There was some positive news for select Chinese names. Baidu added almost 16% after its 10-for-1 stock split, indicating that investors quickly warmed to the more accessible stock price. Priceline.com (Nasdaq: PCLN) got hammered after its quarterly update, but Ctrip.com (Nasdaq: CTRP), China's answer to Priceline, had investors cheering its earnings report and the shares gained more than 15%. Home Inns & Hotel Management (Nasdaq: HMIN) said first-quarter revenue rose almost 37% and its second-quarter outlook will soundly beat the first-quarter results if that guidance is met. That news had the shares up 16%.
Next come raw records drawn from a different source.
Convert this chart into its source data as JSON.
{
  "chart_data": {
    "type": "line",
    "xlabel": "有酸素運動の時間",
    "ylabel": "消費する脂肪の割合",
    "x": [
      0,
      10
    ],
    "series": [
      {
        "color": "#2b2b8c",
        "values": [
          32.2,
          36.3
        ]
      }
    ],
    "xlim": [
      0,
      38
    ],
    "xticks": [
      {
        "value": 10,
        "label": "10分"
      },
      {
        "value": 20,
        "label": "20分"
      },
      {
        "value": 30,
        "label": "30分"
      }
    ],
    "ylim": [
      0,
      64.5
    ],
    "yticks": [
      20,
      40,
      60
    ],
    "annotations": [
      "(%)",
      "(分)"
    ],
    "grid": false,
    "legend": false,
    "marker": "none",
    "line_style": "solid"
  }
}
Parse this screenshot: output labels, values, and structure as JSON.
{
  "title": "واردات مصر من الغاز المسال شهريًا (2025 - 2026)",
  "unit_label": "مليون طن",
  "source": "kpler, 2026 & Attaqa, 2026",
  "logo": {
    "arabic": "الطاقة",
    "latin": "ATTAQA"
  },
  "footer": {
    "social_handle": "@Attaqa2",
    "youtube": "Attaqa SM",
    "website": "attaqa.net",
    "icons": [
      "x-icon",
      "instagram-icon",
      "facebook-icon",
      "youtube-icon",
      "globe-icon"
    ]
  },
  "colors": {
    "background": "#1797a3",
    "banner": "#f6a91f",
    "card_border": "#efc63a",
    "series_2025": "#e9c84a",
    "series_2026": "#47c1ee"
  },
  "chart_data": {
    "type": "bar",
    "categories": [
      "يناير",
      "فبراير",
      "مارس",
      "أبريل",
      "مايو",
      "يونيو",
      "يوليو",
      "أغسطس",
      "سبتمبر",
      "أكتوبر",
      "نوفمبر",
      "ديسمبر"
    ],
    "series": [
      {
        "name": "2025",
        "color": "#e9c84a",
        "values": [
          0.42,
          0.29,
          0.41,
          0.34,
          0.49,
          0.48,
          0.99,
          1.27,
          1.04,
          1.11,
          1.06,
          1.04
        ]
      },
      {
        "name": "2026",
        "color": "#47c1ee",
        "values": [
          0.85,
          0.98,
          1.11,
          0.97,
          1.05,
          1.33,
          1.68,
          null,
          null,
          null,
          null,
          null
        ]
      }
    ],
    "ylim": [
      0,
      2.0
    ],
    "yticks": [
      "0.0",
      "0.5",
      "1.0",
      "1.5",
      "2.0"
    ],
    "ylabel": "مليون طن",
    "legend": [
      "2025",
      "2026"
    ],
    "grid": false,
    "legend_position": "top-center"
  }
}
China Green Agriculture (NYSE: CGA) and China Digital TV (NYSE: STV) also got nice boosts from solid earnings reports, gaining 15.8% and 16.5%, respectively. Spreadtrum Communications (Nasdaq: SPRD) gained more than 14%, though the news flow was sparse. The company reports earnings on Monday and volume was more than double the daily average on Friday, indicating institutional traders may be positioning to sell Spreadtrum off on Monday.
The same scenario may apply to China TechFaith Wireless Communication Technology (Nasdaq: CNTF) and Global Sources (Nasdaq: GSOL) The handset designer and media company both jumped more than 15% ahead of their earnings reports on Wednesday May 19th.